In his great autobiographical essay “Such, Such Were the Joys,” George Orwell remembers his schooldays:

There never was, I suppose, in the history of the world a time when the sheer vulgar fatness of wealth, without any kind of aristocratic elegance to redeem it, was so obtrusive as in those years before 1914. It was the age when crazy millionaires in curly top-hats and lavender waistcoats gave champagne parties in rococo house-boats on the Thames, the age of diabolo and hobble skirts, the age of the ‘knut’ in his grey bowler and cut-away coat, the age of The Merry Widow, Saki’s novels, Peter Pan and Where the Rainbow Ends, the age when people talked about chocs and cigs and ripping and topping and heavenly, when they went for divvy week-ends at Brighton and had scrumptious teas at the Troc. From the whole decade before 1914 there seems to breathe forth a smell of the more vulgar, un-grown-up kind of luxury, a smell of brilliantine and crème-de-menthe and soft-centred chocolates — an atmosphere, as it were, of eating everlasting strawberry ices on green lawns to the tune of the Eton Boating Song. The extraordinary thing was the way in which everyone took it for granted that his oozing, bulging wealth of the English upper and upper-middle classes would last for ever, and was part of the order of things. After 1918 it was never quite the same again. Snobbishness and expensive habits came back, certainly, but they were self-conscious and on the defensive. Before the war the worship of money was entirely unreflecting and untroubled by any pang of conscience. The goodness of money was as unmistakable as the goodness of health or beauty, and a glittering car, a title or a horde of servants was mixed up in people’s minds with the idea of actual moral virtue.

What follows is purely subjective and impressionistic, but: I think in America in 2013 we’re back to that point, back, that is, to an environment in which “the worship of money [is] entirely unreflecting and untroubled by any pang of conscience.”

We have plenty of evidence that the very rich are deficient in generosity and lacking in basic human empathy, and yet there seems to be a general confidence in the very rich — a widespread belief that those who have amassed great wealth, by whatever means, can be trusted to fix even the most intractable social problems.

Consider in this light, and as just one example, the widespread enthusiasm for the rise of the MOOC. The New York Times called 2012 The Year of the MOOC in an article comprised almost wholly of MOOC-makers’ talking-points, and even when the most prominent advocate of MOOCs abandons them as a lost cause, he still gets reverential puff-pieces.
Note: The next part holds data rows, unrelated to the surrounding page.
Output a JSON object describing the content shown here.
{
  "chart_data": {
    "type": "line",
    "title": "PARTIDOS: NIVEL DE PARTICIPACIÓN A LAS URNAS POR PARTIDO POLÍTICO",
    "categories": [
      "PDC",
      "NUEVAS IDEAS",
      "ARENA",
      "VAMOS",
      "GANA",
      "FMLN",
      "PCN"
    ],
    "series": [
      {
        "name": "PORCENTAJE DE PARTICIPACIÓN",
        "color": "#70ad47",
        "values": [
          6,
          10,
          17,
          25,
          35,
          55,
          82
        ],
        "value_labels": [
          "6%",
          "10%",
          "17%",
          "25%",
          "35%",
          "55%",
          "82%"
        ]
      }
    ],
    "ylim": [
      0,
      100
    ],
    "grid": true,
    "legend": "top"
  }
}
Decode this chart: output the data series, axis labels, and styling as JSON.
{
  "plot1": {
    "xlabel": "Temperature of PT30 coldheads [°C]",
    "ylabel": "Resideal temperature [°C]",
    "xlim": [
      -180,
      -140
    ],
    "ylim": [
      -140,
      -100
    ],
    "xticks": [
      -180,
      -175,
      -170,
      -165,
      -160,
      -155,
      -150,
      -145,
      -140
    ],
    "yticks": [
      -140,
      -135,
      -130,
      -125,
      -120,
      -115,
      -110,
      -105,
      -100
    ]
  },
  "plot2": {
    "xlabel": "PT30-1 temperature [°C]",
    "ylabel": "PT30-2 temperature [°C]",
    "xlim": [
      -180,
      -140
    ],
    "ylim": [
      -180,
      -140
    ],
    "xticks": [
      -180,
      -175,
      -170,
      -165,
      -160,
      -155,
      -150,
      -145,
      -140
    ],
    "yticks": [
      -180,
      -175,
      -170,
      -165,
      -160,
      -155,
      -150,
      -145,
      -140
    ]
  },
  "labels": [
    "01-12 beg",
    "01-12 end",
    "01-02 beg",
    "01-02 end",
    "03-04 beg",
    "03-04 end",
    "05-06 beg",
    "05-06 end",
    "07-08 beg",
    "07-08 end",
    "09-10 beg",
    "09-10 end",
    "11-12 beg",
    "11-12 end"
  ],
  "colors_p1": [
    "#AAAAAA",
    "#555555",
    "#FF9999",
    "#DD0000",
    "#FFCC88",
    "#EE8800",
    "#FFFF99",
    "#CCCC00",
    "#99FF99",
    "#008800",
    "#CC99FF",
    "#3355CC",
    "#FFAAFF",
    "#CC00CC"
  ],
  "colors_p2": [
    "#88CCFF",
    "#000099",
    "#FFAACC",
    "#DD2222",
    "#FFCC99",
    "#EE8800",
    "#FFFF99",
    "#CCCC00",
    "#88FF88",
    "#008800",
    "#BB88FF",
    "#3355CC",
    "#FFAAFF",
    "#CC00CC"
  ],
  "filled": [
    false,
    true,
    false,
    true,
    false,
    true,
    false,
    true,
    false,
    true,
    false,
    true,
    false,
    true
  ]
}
Some people can do no wrong. They just have to have enough money — and to have gotten it in the right way.

I think this “entirely unreflecting” “worship of money” is sustained by one thing above all: wealth-acquisition in America today, in comparison to wealth-acquisition in the Victorian age or across the Pacific in China, feels clean. Pixel-based and sootless. No sweatshops in sight — those are well-hidden in other parts of the world. We may happen to find out that Amazon’s warehouses aren’t that different than sweatshops, but that doesn’t seem to make much of a difference, in large part because our own dealings with Amazon are so frictionless and, again, clean: no handing over of cash, not even credit cards after you enter your number that first time, just pointing and clicking and waiting for the package to show up on your porch. Oh look, there it is. Not only are the actual conditions of production hidden, but even the nature of the transaction is invisible, de-materialized. (I could be talking about MOOCs here as well: they work the same way.)

It’s almost impossible to think of Jeff Bezos or Steve Jobs or Sebastian Thrun as robber baron industrialists or even as captains of industry, even if the occasional article appears identifying them as such, because what they do doesn’t fit our imaginative picture of “industry.” They seem more like the economic version of the Mr. Fusion Home Energy Reactor in Doc’s DeLorean: you just throw any old crap in and pure hi-res digital money comes out.

Cue Donald Fagen:

Just machines to make big decisions

Programmed by fellas with compassion and vision

We’ll be clean when that work is done

We’ll be eternally free, yes, and eternally young

Happy Thanksgiving, everybody.

2 Comments

  1. Not sure I follow this. The fact that the NYT fawns over "the most prominent advocate of MOOCs" shows that our society is "back to" an "unreflecting worship of money"? How so? Seems like they fawn over a lot of people I disapprove of, many of whom are not super-rich. Mostly it depends on the subject's politics — George Soros = good; Koch brothers = bad. I think Alan Jacobs the critic would easily expose the superficiality in this post.

    Anyway, sorry for the negative words. I do enjoy your work.